По-моему, он немного презирает окружающих, но воспитание не позволяет ему показывать свое отношение. Я тоже стараюсь держать все в себе, но уже в университете один из преподавателей заметил мне, что у меня все на лице написано и что мне стоило бы поучиться получше скрывать свои чувства. С тех пор я много раз пытался последовать его совету, но, похоже, у меня это получается с переменным успехом. Я не люблю людей, и, кажется, меня они тоже не любят. В своей жизни я, конечно, был глубоко привязан к отдельным людям, но только к отдельным; человечество en masse не внушает мне особого уважения, а избранная мной профессия, которая, как никакая другая, дозволяет видеть изнанку человеческой натуры, способна искоренить и последние крохи доверия и симпатии к нему. Слишком редко проявляются в людях на деле благородство, честность, душевная чистота, о которых они так любят порассуждать на досуге. Да что там благородство – даже обыкновенного здравого смысла от них не дождешься. Что стоило хотя бы тому же Старикову жить в ладах со своим единственным сыном? Так нет же, непременно ему надо было начать самодурствовать, сыпать угрозами и проклятиями, и все ради того, чтобы только сжить несчастного молодого человека со свету. Я думаю о Старикове, потому что Григорий Никанорович, когда мы выезжали из N, сказал мне:
– А Старикова я все-таки велел задержать. Нехорошо, нехорошо он с собачкой обошелся... Когда покончим с вашим делом, вы уж, будьте добры, займитесь им.

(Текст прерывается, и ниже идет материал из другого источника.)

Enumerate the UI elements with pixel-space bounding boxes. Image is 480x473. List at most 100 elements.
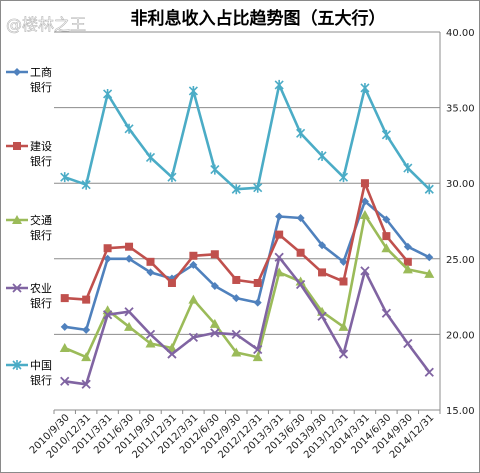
data-point-marker xyxy=(381,243,392,253)
data-point-marker xyxy=(232,294,241,303)
data-point-marker xyxy=(125,242,134,251)
legend-label: 银行 xyxy=(30,80,52,94)
data-point-marker xyxy=(382,215,391,224)
data-point-marker xyxy=(382,232,391,241)
data-point-marker xyxy=(296,248,305,257)
data-point-marker xyxy=(125,254,134,263)
data-point-marker xyxy=(338,172,349,183)
data-point-marker xyxy=(424,184,434,195)
watermark-text: @楼林之王 xyxy=(6,15,86,34)
data-point-marker xyxy=(402,264,413,274)
data-point-marker xyxy=(338,349,349,359)
data-point-marker xyxy=(274,79,284,90)
data-point-marker xyxy=(425,253,434,262)
data-point-marker xyxy=(209,318,220,328)
data-point-marker xyxy=(317,311,327,321)
data-point-marker xyxy=(360,197,369,206)
data-point-marker xyxy=(275,230,284,239)
data-point-marker xyxy=(231,329,241,340)
data-point-marker xyxy=(210,282,219,291)
data-point-marker xyxy=(145,338,156,348)
data-point-marker xyxy=(318,268,327,277)
data-point-marker xyxy=(82,295,91,304)
data-point-marker xyxy=(275,212,284,221)
data-point-marker xyxy=(167,278,176,287)
data-point-marker xyxy=(103,254,112,263)
data-point-marker xyxy=(188,85,198,96)
data-point-marker xyxy=(103,88,113,99)
y-tick-label: 40.00 xyxy=(446,28,475,39)
legend-label: 工商 xyxy=(30,65,52,79)
data-point-marker xyxy=(12,360,22,370)
series-cross xyxy=(60,252,434,389)
data-point-marker xyxy=(318,241,327,250)
series-line xyxy=(64,256,431,386)
data-point-marker xyxy=(403,242,412,251)
data-point-marker xyxy=(102,310,113,320)
data-point-marker xyxy=(210,164,220,175)
data-point-marker xyxy=(81,352,92,362)
data-point-marker xyxy=(166,343,177,353)
data-point-marker xyxy=(253,298,262,307)
series-layer xyxy=(59,79,435,389)
data-point-marker xyxy=(188,294,199,304)
y-tick-label: 15.00 xyxy=(446,406,475,417)
series-square xyxy=(60,179,412,304)
data-point-marker xyxy=(82,325,91,334)
data-point-marker xyxy=(145,329,156,340)
data-point-marker xyxy=(252,352,263,362)
data-point-marker xyxy=(60,294,69,303)
data-point-marker xyxy=(231,347,242,357)
data-point-marker xyxy=(360,82,370,93)
data-point-marker xyxy=(12,283,22,293)
gridlines xyxy=(54,31,440,411)
y-tick-label: 30.00 xyxy=(446,179,475,190)
series-line xyxy=(64,213,430,359)
data-point-marker xyxy=(381,129,391,140)
data-point-marker xyxy=(146,257,155,266)
data-point-marker xyxy=(210,250,219,259)
series-line xyxy=(64,83,431,191)
data-point-marker xyxy=(167,172,177,183)
data-point-marker xyxy=(231,184,241,195)
data-point-marker xyxy=(188,332,199,343)
data-point-marker xyxy=(403,163,413,174)
data-point-marker xyxy=(124,123,134,134)
series-line xyxy=(64,200,430,332)
data-point-marker xyxy=(360,266,370,276)
data-point-marker xyxy=(232,275,241,284)
data-point-marker xyxy=(210,328,220,338)
data-point-marker xyxy=(274,252,284,262)
chart-title: 非利息收入占比趋势图（五大行） xyxy=(131,8,386,29)
data-point-marker xyxy=(60,376,70,386)
data-point-marker xyxy=(403,257,412,266)
series-diamond xyxy=(60,197,434,334)
data-point-marker xyxy=(295,279,306,290)
data-point-marker xyxy=(317,150,327,161)
y-tick-label: 25.00 xyxy=(446,255,475,266)
data-point-marker xyxy=(60,322,69,331)
data-point-marker xyxy=(103,244,112,253)
data-point-marker xyxy=(60,172,70,183)
data-point-marker xyxy=(145,152,156,163)
data-point-marker xyxy=(167,349,177,359)
data-point-marker xyxy=(124,307,134,317)
data-point-marker xyxy=(13,68,21,76)
legend-label: 银行 xyxy=(30,228,52,242)
legend-label: 银行 xyxy=(30,296,52,310)
data-point-marker xyxy=(253,278,262,287)
legend-label: 银行 xyxy=(30,373,52,387)
data-point-marker xyxy=(146,268,155,277)
data-point-marker xyxy=(12,215,22,224)
y-tick-label: 35.00 xyxy=(446,104,475,115)
data-point-marker xyxy=(338,321,349,331)
series-star xyxy=(60,79,434,195)
data-point-marker xyxy=(339,277,348,286)
data-point-marker xyxy=(424,268,435,278)
data-point-marker xyxy=(81,179,91,190)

Если бы Стариков по-прежнему был помещик, да уездный дворянский предводитель, да богат, да почитаем, черта с два Ряжский посмел бы отзываться о нем в таком тоне... Наоборот, кланялся бы, справлялся о здоровьице, желал бы всех благ да настойчиво зазывал на вист к Щукину. Но – был помещик, и нет его, осталась одна полупьяная тень, а значит, можно больше и не церемониться. Я не испытываю к старому самодуру никакой симпатии, но если мы сейчас возбудим против него уголовное преследование (а по всему выходит, что Веневитиновы настроены серьезно), то он ведь добьет его. Добьет...
Ах, черт побери! И почему я всегда принимаю все так близко к сердцу?
Воротничок становится мне тесен, и я дергаю шеей, чтобы ослабить его. В траве стрекочут кузнечики. Подвода тащится по дороге, огибающей лес. Мой спутник Соловейко ладонью прихлопывает докучного комара, вздумавшего полакомиться докторской кровью. Внезапно до нас доносится чей-то серебристый смех, и навстречу нам выезжает Элен Веневитинова, сидящая в амазонке верхом, и с нею – какой-то темноволосый молодой человек с черными щегольскими усиками.
– Доброе утро, господа! Здравствуйте, Григорий Никанорович!
Она смеется, она сияет. Всего через несколько дней – ее свадьба, и говорят, что из Петербурга уже выписан повар-француз, будто бы заправлявший на вечерах самого принца Ольденбургского. Гостей приглашено бесчисленное множество – само собою, только тех, кто достоин приглашения, в отличие от вашего покорного слуги. Кроме того, стало известно, что стариковское имение после замужества отойдет в собственность Елене Андреевне как часть ее приданого. О самом приданом ходят самые несообразные слухи: не то пятьдесят тысяч, не то сто... Неудивительно, что она так лучезарна, так смеется, запрокинув голову, и так смотрит на своего спутника.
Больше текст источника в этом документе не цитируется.